Ce livre, publié la même année que l’Ulysse de James Joyce et La Terre vaine de T.S Eliot, est le sommet de l’oeuvre du poète péruvien et l’un des plus importants de la poésie en langue espagnole du XX ème siècle. Il est en avance sur toutes les avant-gardes. Beaucoup de ses poèmes sont difficiles et en apparence hermétiques. Ils relatent la dure expérience du malheur et de l’emprisonnement. On remarque une rupture avec Los heraldos negros.
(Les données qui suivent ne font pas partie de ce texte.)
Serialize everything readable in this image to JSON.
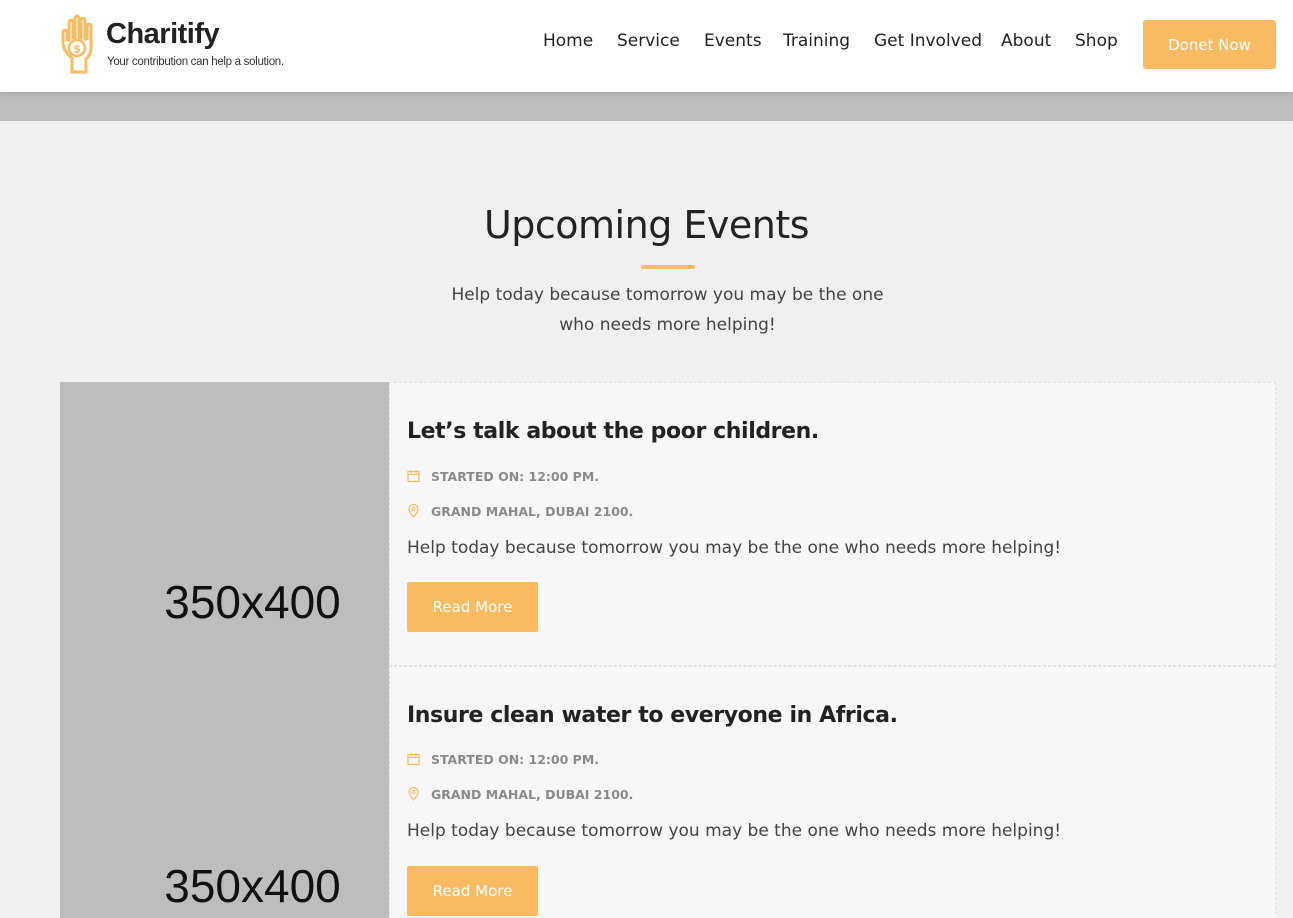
{
  "brand": {
    "name": "Charitify",
    "tagline": "Your contribution can help a solution.",
    "logo_icon": "hand-coin-icon",
    "accent_color": "#f8bb62"
  },
  "nav": {
    "items": [
      "Home",
      "Service",
      "Events",
      "Training",
      "Get Involved",
      "About",
      "Shop"
    ],
    "donate_label": "Donet Now"
  },
  "section": {
    "title": "Upcoming Events",
    "subtitle": "Help today because tomorrow you may be the one who needs more helping!"
  },
  "events": [
    {
      "image_label": "350x400",
      "title": "Let’s talk about the poor children.",
      "time": "Started On: 12:00 pm.",
      "location": "Grand Mahal, Dubai 2100.",
      "description": "Help today because tomorrow you may be the one who needs more helping!",
      "button_label": "Read More"
    },
    {
      "image_label": "350x400",
      "title": "Insure clean water to everyone in Africa.",
      "time": "Started On: 12:00 pm.",
      "location": "Grand Mahal, Dubai 2100.",
      "description": "Help today because tomorrow you may be the one who needs more helping!",
      "button_label": "Read More"
    }
  ],
  "icons": {
    "time": "calendar-icon",
    "location": "map-pin-icon"
  }
}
Les poèmes sont toujours marqués par le pessimisme, mais l’angoisse et la désolation apparaissent avec un nouveau langage, loin de toute influence. La langue se désarticule. La syntaxe disparaît parfois. Ce livre donne l’impression d’un monde chaotique et angoissant.
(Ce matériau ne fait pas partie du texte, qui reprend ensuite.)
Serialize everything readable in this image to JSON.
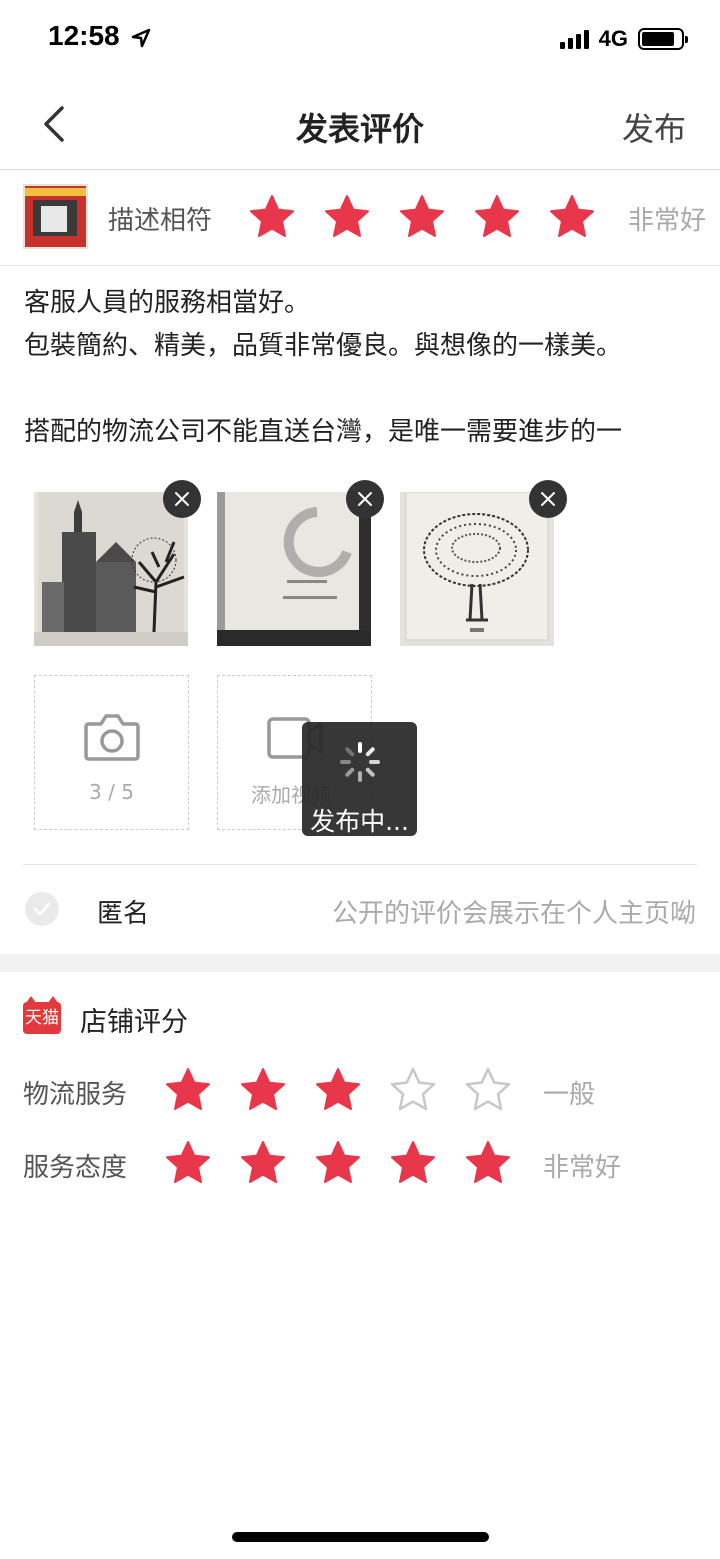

«El libro ha nacido en el mayor vacío. Soy responsable de él. Asumo toda la responsabilidad de su estética. Hoy, y más que nunca quizás, siento gravitar sobre mí una hasta ahora desconocida obligación sacratísima, de hombre y de artista: ¡la de ser libre! Si no he de ser hoy libre, no lo seré jamás. Siento que gana el arco de mi frente con su más imperativa curva de heroicidad. Me doy en la forma más libre que puedo y ésta es mi mayor cosecha artística. ¡Dios sabe hasta dónde es cierta y verdadera mi libertad! ¡Dios sabe cuánto he sufrido para que el ritmo no traspasara esa libertad y cayera en libertinaje! ¡Dios sabe hasta qué bordes espeluznantes me he asomado, colmado de miedo, temeroso de que todo se vaya a morir a fondo para que mi pobre ánima viva!»
(Carta enviada a Antenor Orrego y citada por su amigo José Carlos Mariátegui. Siete ensayos de interpretación de la realidad peruana. En El proceso de la literatura. Lima, 1928.)
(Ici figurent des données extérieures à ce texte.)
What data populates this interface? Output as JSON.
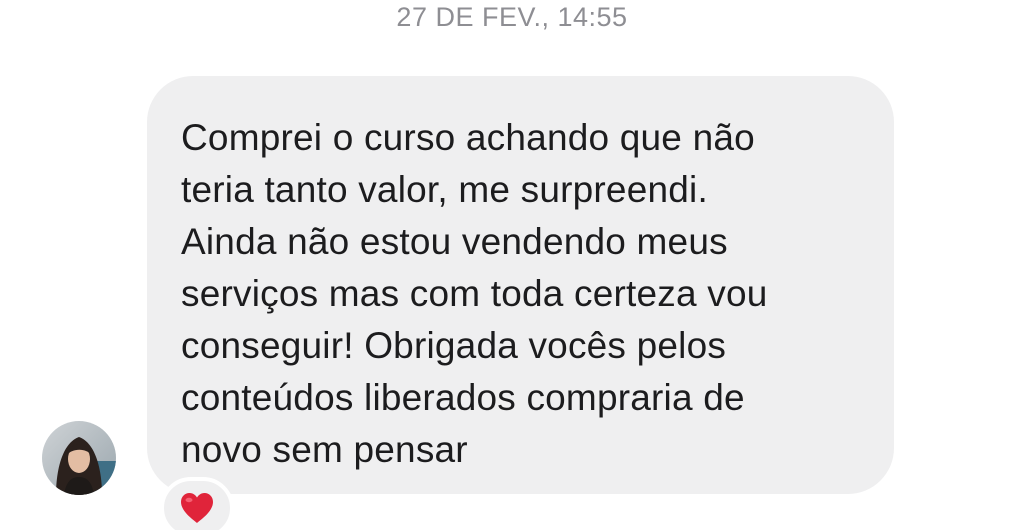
{
  "chat": {
    "timestamp": "27 DE FEV., 14:55",
    "message": {
      "lines": [
        "Comprei o curso achando que não",
        "teria tanto valor, me surpreendi.",
        "Ainda não estou vendendo meus",
        "serviços mas com toda certeza vou",
        "conseguir! Obrigada vocês pelos",
        "conteúdos liberados compraria de",
        "novo sem pensar"
      ],
      "bubble_color": "#efeff0",
      "text_color": "#1c1c1e"
    },
    "sender": {
      "avatar_icon": "user-avatar-photo"
    },
    "reaction": {
      "icon": "red-heart-icon",
      "color": "#e0243a"
    }
  }
}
Il fut publié en Espagne en 1930 (Compañia Ibero-Americana de Publicaciones) avec un prologue de José Bergamín et un poème de Gerardo Diego.

Première édition en Espagne, 1930.

XLI

La Muerte de rodillas mana
su sangre blanca que no es sangre.
Se huele a garantía.
Pero ya me quiero reír.

Murmúrase algo por allí. Callan.
Alguien silba valor de lado,
y hasta se contaría en par
veintitrés costillas que se echan de menos
entre sí, a ambos costados; se contaría
en par también, toda la fila
de trapecios escoltas.

En tanto, el redoblante policial
(otra vez me quiero reír)
se desquita y nos tunde a palos,
dale y dale
de membrana a membrana
tas
con
tas.

Trilce, 1922.

XLI

La mort à genoux laisse sourdre
son sang blanc qui n’est pas du sang.
Ça sent la garantie.
Mais je veux en rire.

On murmure quelque chose par là. On se tait.
Quelqu’un siffle courage de côté,
et même on compterait par paires
vingt-trois côtes qui se font défaut
entre elles, de chaque côté ; on compterait
par paires aussi tout le rang
de trapèzes escortes.

Entre-temps le tambour policier
(à nouveau je veux en rire)
se venge et nous roue de coups,
cogne et cogne
de membrane à membrane,
vlan
et
vlan.

Poésie complète 1919-1937. Flammarion, 2009. Traduction: Nicole Reda-Euvremer.

Ce poème fut écrit dans la prison de Trujillo.

Trujillo (Pérou) Plaza de Armas. Casa Calonge. Casa Bracamonte.